Understanding MFA Fatigue Attacks

Understanding MFA Fatigue Attacks
Bill McCauley
Author: Bill McCauley
Share:

Multi-factor authentication has become one of the most widely recommended controls in security. The premise is simple: even if an attacker has your password, they still need a second factor to get in. For many organizations, that second factor comes in the form of a push notification, a tap of Approve on your phone and you are in. It is convenient, and for the most part it works. The problem is that attackers have found a way to turn that convenience against you.

An MFA fatigue attack does not bypass multi-factor authentication technically. It bypasses it psychologically. The attacker starts with something they already have, usually a set of valid credentials obtained through phishing, a data breach, or the dark web. With the username and password in hand, the only thing standing between them and access is that second factor. So they start requesting it, repeatedly and relentlessly, until the target approves one. The notifications flood in, and at first a careful user will ignore or deny them. But the requests keep coming, sometimes for hours, sometimes overnight when someone is half-asleep and just wants the noise to stop. Eventually, one gets approved, and that is all it takes.

When It Stops Being Theoretical

In September 2022, Uber confirmed a breach that started with a contractor's stolen credentials. The attacker triggered MFA request after MFA request until the contractor, worn down by the volume, approved one. To make it worse, the attacker also reached out directly over WhatsApp, posing as IT support and telling the contractor the requests were legitimate. Once inside, they moved laterally through Uber's internal systems, accessing G-Suite, Slack, and internal security tooling.

That same year, Cisco fell victim to a similar approach. The ransomware group combined MFA fatigue with voice phishing, calling employees directly while flooding their devices with push notifications. The combination of social pressure and notification overload was enough to get a foot in the door. Cisco contained the breach, though the attackers did publish a listing of files they claimed to have taken, which Cisco characterized as non-sensitive.

These were not small organizations with immature security programs. They had MFA in place. The control worked exactly as designed, and the attackers found the human in the middle of it.

Reducing the Risk

For individuals, the most important shift is treating unexpected MFA prompts as a red flag rather than a nuisance to clear. If you receive a push notification you did not initiate, deny it. If the notifications keep coming, do not approve one to make them stop. That is exactly what the attacker is waiting for. Report it instead and let someone investigate.

It also helps to understand what your authenticator app is actually telling you. Some apps now support number matching, where a number is displayed on the login screen and must be entered in the app to confirm the request came from you. That one additional step makes the attack significantly harder because simply tapping Approve is no longer enough.

At the organizational level, the first question worth asking is whether push notification-based MFA is the right choice for high-value accounts. It is convenient, but that convenience is the attack surface. Moving privileged accounts to phishing-resistant methods like hardware security keys or passkey-based authentication removes the human approval step from the equation.

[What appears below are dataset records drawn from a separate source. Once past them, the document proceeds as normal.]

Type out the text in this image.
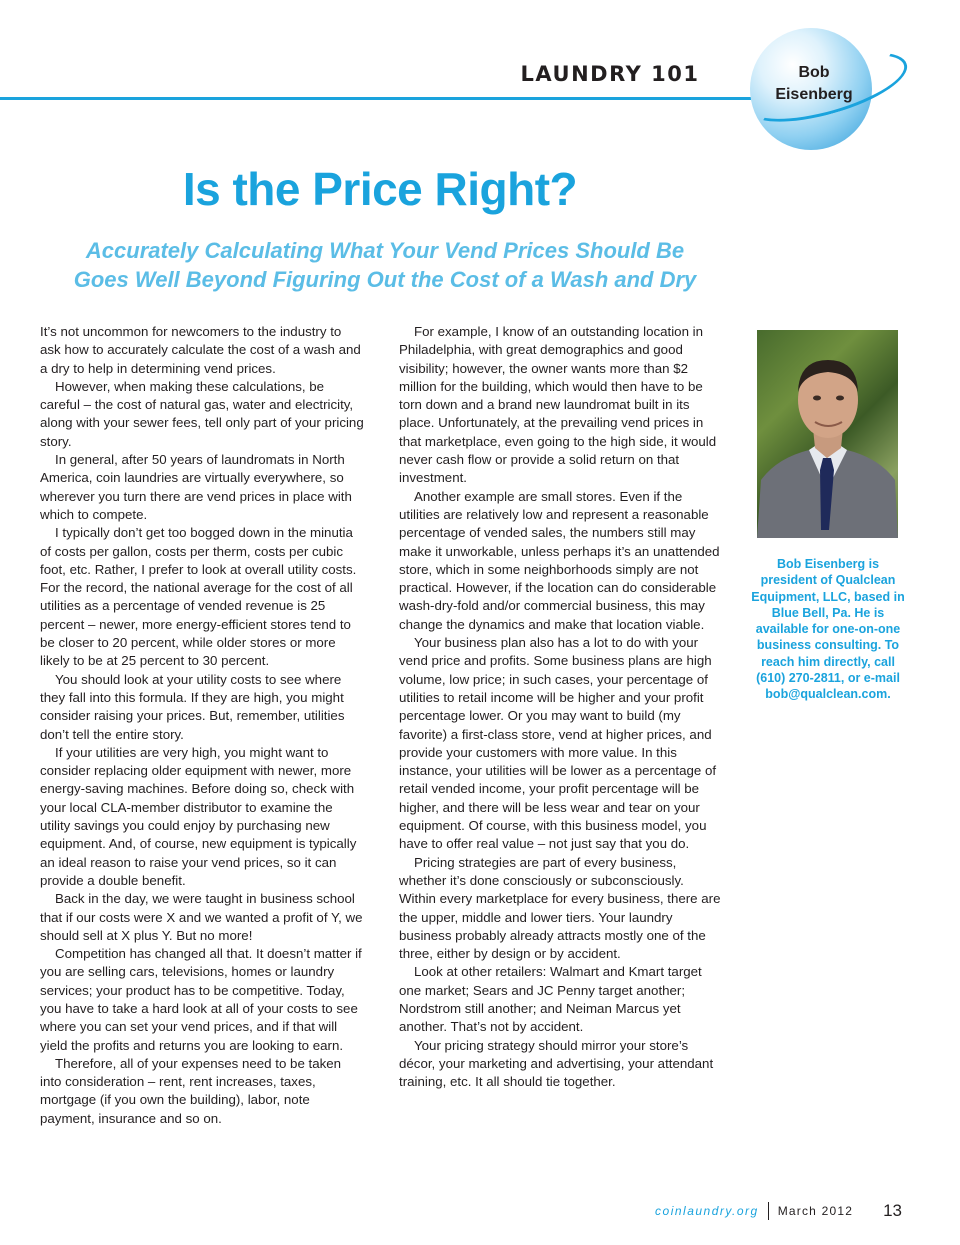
LAUNDRY 101	Bob
Eisenberg
Is the Price Right?
Accurately Calculating What Your Vend Prices Should Be
Goes Well Beyond Figuring Out the Cost of a Wash and Dry

It’s not uncommon for newcomers to the industry to ask how to accurately calculate the cost of a wash and a dry to help in determining vend prices.

However, when making these calculations, be careful – the cost of natural gas, water and electricity, along with your sewer fees, tell only part of your pricing story.

In general, after 50 years of laundromats in North America, coin laundries are virtually everywhere, so wherever you turn there are vend prices in place with which to compete.

I typically don’t get too bogged down in the minutia of costs per gallon, costs per therm, costs per cubic foot, etc. Rather, I prefer to look at overall utility costs. For the record, the national average for the cost of all utilities as a percentage of vended revenue is 25 percent – newer, more energy-efficient stores tend to be closer to 20 percent, while older stores or more likely to be at 25 percent to 30 percent.

You should look at your utility costs to see where they fall into this formula. If they are high, you might consider raising your prices. But, remember, utilities don’t tell the entire story.

If your utilities are very high, you might want to consider replacing older equipment with newer, more energy-saving machines. Before doing so, check with your local CLA-member distributor to examine the utility savings you could enjoy by purchasing new equipment. And, of course, new equipment is typically an ideal reason to raise your vend prices, so it can provide a double benefit.

Back in the day, we were taught in business school that if our costs were X and we wanted a profit of Y, we should sell at X plus Y. But no more!

Competition has changed all that. It doesn’t matter if you are selling cars, televisions, homes or laundry services; your product has to be competitive. Today, you have to take a hard look at all of your costs to see where you can set your vend prices, and if that will yield the profits and returns you are looking to earn.

Therefore, all of your expenses need to be taken into consideration – rent, rent increases, taxes, mortgage (if you own the building), labor, note payment, insurance and so on.

For example, I know of an outstanding location in Philadelphia, with great demographics and good visibility; however, the owner wants more than $2 million for the building, which would then have to be torn down and a brand new laundromat built in its place. Unfortunately, at the prevailing vend prices in that marketplace, even going to the high side, it would never cash flow or provide a solid return on that investment.

Another example are small stores. Even if the utilities are relatively low and represent a reasonable percentage of vended sales, the numbers still may make it unworkable, unless perhaps it’s an unattended store, which in some neighborhoods simply are not practical. However, if the location can do considerable wash-dry-fold and/or commercial business, this may change the dynamics and make that location viable.

Your business plan also has a lot to do with your vend price and profits. Some business plans are high volume, low price; in such cases, your percentage of utilities to retail income will be higher and your profit percentage lower. Or you may want to build (my favorite) a first-class store, vend at higher prices, and provide your customers with more value. In this instance, your utilities will be lower as a percentage of retail vended income, your profit percentage will be higher, and there will be less wear and tear on your equipment. Of course, with this business model, you have to offer real value – not just say that you do.

Pricing strategies are part of every business, whether it’s done consciously or subconsciously. Within every marketplace for every business, there are the upper, middle and lower tiers. Your laundry business probably already attracts mostly one of the three, either by design or by accident.

Look at other retailers: Walmart and Kmart target one market; Sears and JC Penny target another; Nordstrom still another; and Neiman Marcus yet another. That’s not by accident.

Your pricing strategy should mirror your store’s décor, your marketing and advertising, your attendant training, etc. It all should tie together.

Bob Eisenberg is president of Qualclean Equipment, LLC, based in Blue Bell, Pa. He is available for one-on-one business consulting. To reach him directly, call (610) 270-2811, or e-mail bob@qualclean.com.
coinlaundry.org March 2012 13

For environments where push notifications remain in use, enabling number matching and setting limits on how many MFA attempts are allowed within a given timeframe are straightforward improvements. Monitoring for unusual authentication patterns, such as a high volume of requests in a short period, gives security teams the visibility to catch an attack in progress rather than after the fact. Training matters too, but it needs to go beyond general awareness. Users need to know not just that these attacks exist, but what to do when one lands on their phone.

Ultimately, MFA fatigue attacks are a reminder that security controls do not exist in isolation. A technically sound control can still fail when the implementation creates conditions that attackers can exploit. Push-based MFA is not a bad control, but it requires user judgment to function correctly, and attackers have gotten very good at eroding that judgment one notification at a time. The answer is not to abandon MFA. It is to understand where its limits are and build around them.